I would deal with it through an integration log. You probably don't
even want to think of "states" as patches, probably the easiest solution
for human users is to boil it down to the basic operations. If I pull 5
patches at once, all 5 patches constitute one state. Again, don't worry
about commutation the important thing to that particular repo is when it
was integrated, not when it was written.
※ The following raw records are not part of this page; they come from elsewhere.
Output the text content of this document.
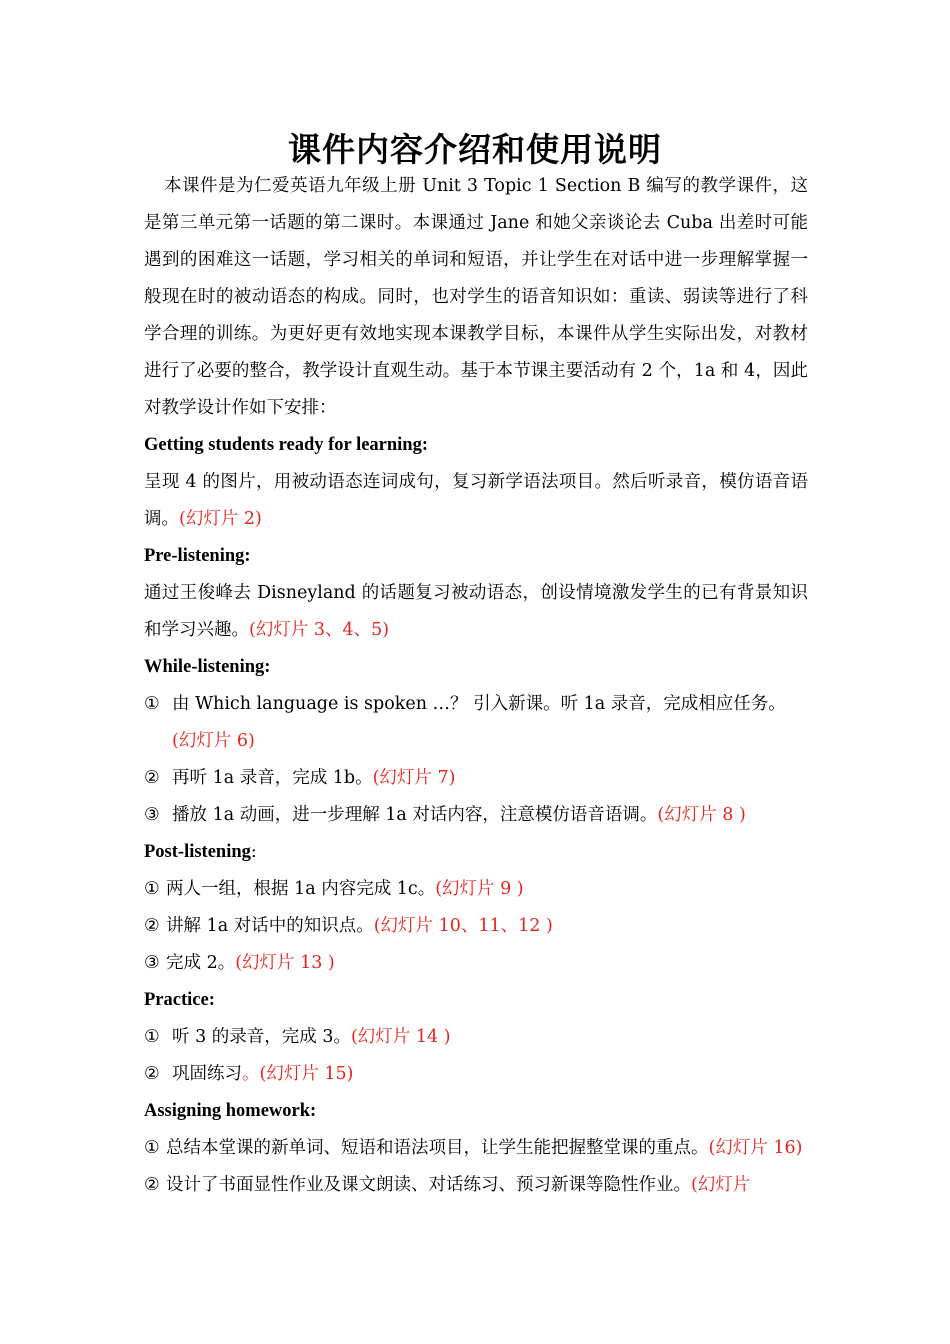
课件内容介绍和使用说明

本课件是为仁爱英语九年级上册 Unit 3 Topic 1 Section B 编写的教学课件，这是第三单元第一话题的第二课时。本课通过 Jane 和她父亲谈论去 Cuba 出差时可能遇到的困难这一话题，学习相关的单词和短语，并让学生在对话中进一步理解掌握一般现在时的被动语态的构成。同时，也对学生的语音知识如：重读、弱读等进行了科学合理的训练。为更好更有效地实现本课教学目标，本课件从学生实际出发，对教材进行了必要的整合，教学设计直观生动。基于本节课主要活动有 2 个，1a 和 4，因此对教学设计作如下安排：

Getting students ready for learning:

呈现 4 的图片，用被动语态连词成句，复习新学语法项目。然后听录音，模仿语音语调。(幻灯片 2)

Pre-listening:

通过王俊峰去 Disneyland 的话题复习被动语态，创设情境激发学生的已有背景知识和学习兴趣。(幻灯片 3、4、5)

While-listening:

① 由 Which language is spoken …？ 引入新课。听 1a 录音，完成相应任务。(幻灯片 6)
② 再听 1a 录音，完成 1b。(幻灯片 7)
③ 播放 1a 动画，进一步理解 1a 对话内容，注意模仿语音语调。(幻灯片 8 )

Post-listening:

① 两人一组，根据 1a 内容完成 1c。(幻灯片 9 )
② 讲解 1a 对话中的知识点。(幻灯片 10、11、12 )
③ 完成 2。(幻灯片 13 )

Practice:

① 听 3 的录音，完成 3。(幻灯片 14 )
② 巩固练习。(幻灯片 15)

Assigning homework:

① 总结本堂课的新单词、短语和语法项目，让学生能把握整堂课的重点。(幻灯片 16)
② 设计了书面显性作业及课文朗读、对话练习、预习新课等隐性作业。(幻灯片
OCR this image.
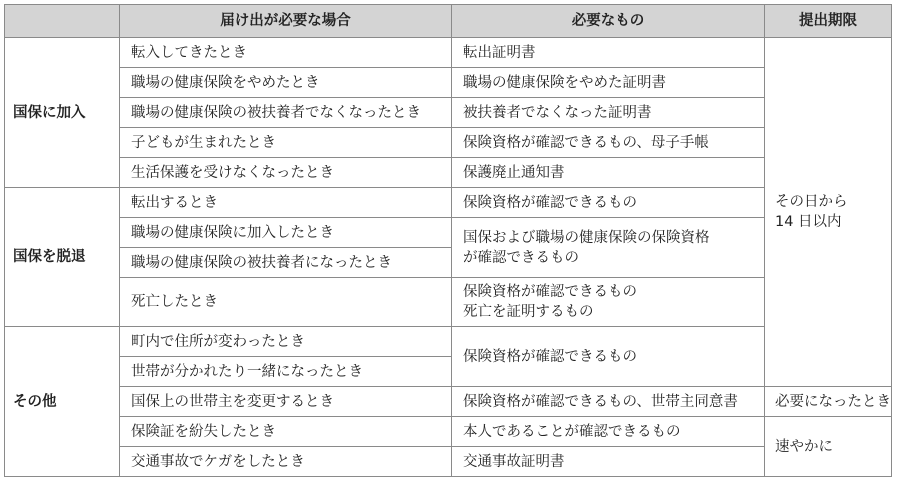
	届け出が必要な場合	必要なもの	提出期限
国保に加入	転入してきたとき	転出証明書	その日から
14 日以内

	職場の健康保険をやめたとき	職場の健康保険をやめた証明書	
	職場の健康保険の被扶養者でなくなったとき	被扶養者でなくなった証明書	
	子どもが生まれたとき	保険資格が確認できるもの、母子手帳	
	生活保護を受けなくなったとき	保護廃止通知書	
国保を脱退	転出するとき	保険資格が確認できるもの	
	職場の健康保険に加入したとき	国保および職場の健康保険の保険資格
が確認できるもの	

	職場の健康保険の被扶養者になったとき		
	死亡したとき	保険資格が確認できるもの
死亡を証明するもの	

その他	町内で住所が変わったとき	保険資格が確認できるもの	
	世帯が分かれたり一緒になったとき		
	国保上の世帯主を変更するとき	保険資格が確認できるもの、世帯主同意書	必要になったとき
	保険証を紛失したとき	本人であることが確認できるもの	速やかに
	交通事故でケガをしたとき	交通事故証明書	
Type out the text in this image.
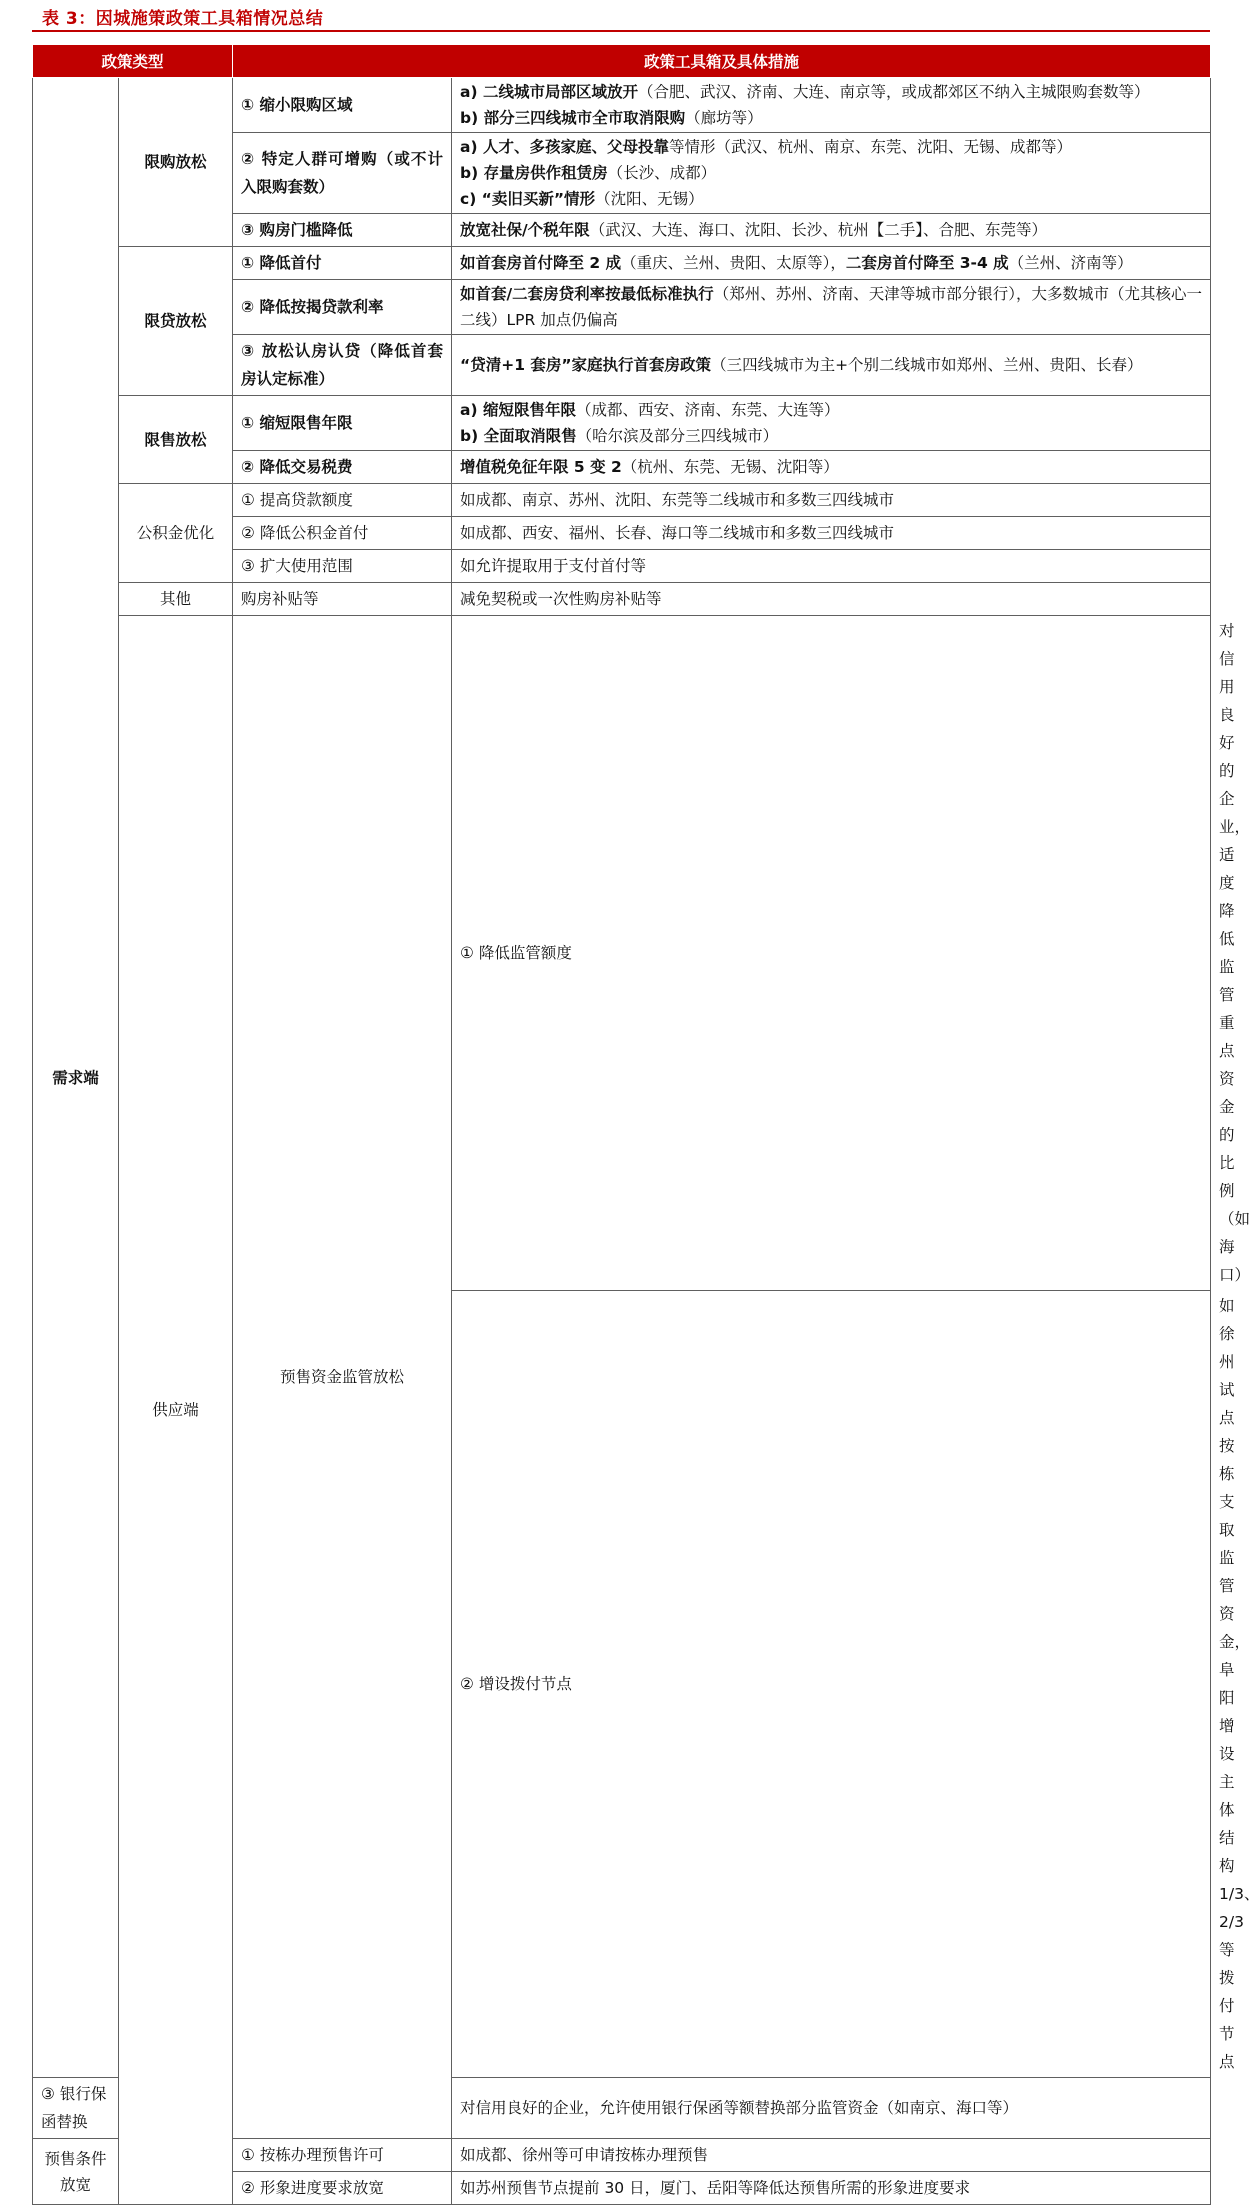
表 3：因城施策政策工具箱情况总结
政策类型		政策工具箱及具体措施		
需求端	限购放松	① 缩小限购区域	a) 二线城市局部区域放开（合肥、武汉、济南、大连、南京等，或成都郊区不纳入主城限购套数等）
b) 部分三四线城市全市取消限购（廊坊等）	

		② 特定人群可增购（或不计入限购套数）	a) 人才、多孩家庭、父母投靠等情形（武汉、杭州、南京、东莞、沈阳、无锡、成都等）
b) 存量房供作租赁房（长沙、成都）
c) “卖旧买新”情形（沈阳、无锡）	

		③ 购房门槛降低	放宽社保/个税年限（武汉、大连、海口、沈阳、长沙、杭州【二手】、合肥、东莞等）	
	限贷放松	① 降低首付	如首套房首付降至 2 成（重庆、兰州、贵阳、太原等），二套房首付降至 3-4 成（兰州、济南等）	
		② 降低按揭贷款利率	如首套/二套房贷利率按最低标准执行（郑州、苏州、济南、天津等城市部分银行），大多数城市（尤其核心一二线）LPR 加点仍偏高	
		③ 放松认房认贷（降低首套房认定标准）	“贷清+1 套房”家庭执行首套房政策（三四线城市为主+个别二线城市如郑州、兰州、贵阳、长春）	
	限售放松	① 缩短限售年限	a) 缩短限售年限（成都、西安、济南、东莞、大连等）
b) 全面取消限售（哈尔滨及部分三四线城市）	

		② 降低交易税费	增值税免征年限 5 变 2（杭州、东莞、无锡、沈阳等）	
	公积金优化	① 提高贷款额度	如成都、南京、苏州、沈阳、东莞等二线城市和多数三四线城市	
		② 降低公积金首付	如成都、西安、福州、长春、海口等二线城市和多数三四线城市	
		③ 扩大使用范围	如允许提取用于支付首付等	
	其他	购房补贴等	减免契税或一次性购房补贴等	
	供应端	预售资金监管放松	① 降低监管额度	对信用良好的企业，适度降低监管重点资金的比例（如海口）
			② 增设拨付节点	如徐州试点按栋支取监管资金，阜阳增设主体结构 1/3、2/3 等拨付节点
③ 银行保函替换			对信用良好的企业，允许使用银行保函等额替换部分监管资金（如南京、海口等）	
预售条件放宽		① 按栋办理预售许可	如成都、徐州等可申请按栋办理预售	
		② 形象进度要求放宽	如苏州预售节点提前 30 日，厦门、岳阳等降低达预售所需的形象进度要求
Each state then is basically a
time-date stamp with minimal context. (You could implement it entirely
with decent hooks and existing commands.)
For an invariant state access I would suggest good old fashioned dates.
You could grab the state at some point in time (again, per the
integration log) for a particular repo. ("Give me Yesterday's state."
"Give me the Stable Repository from 2005-01-13.") Again, here,
backwards state lookup is probably the best idea, because a person is
more likely to be looking at more recent/current versions than old
historical versions.
(I liked the base-64 date format someone mentioned, but that should more
be a shortcut input method than the primary one.)
--
--Max Battcher--
http://www.worldmaker.net/
The WorldMaker.Network: Now more Caffeinated!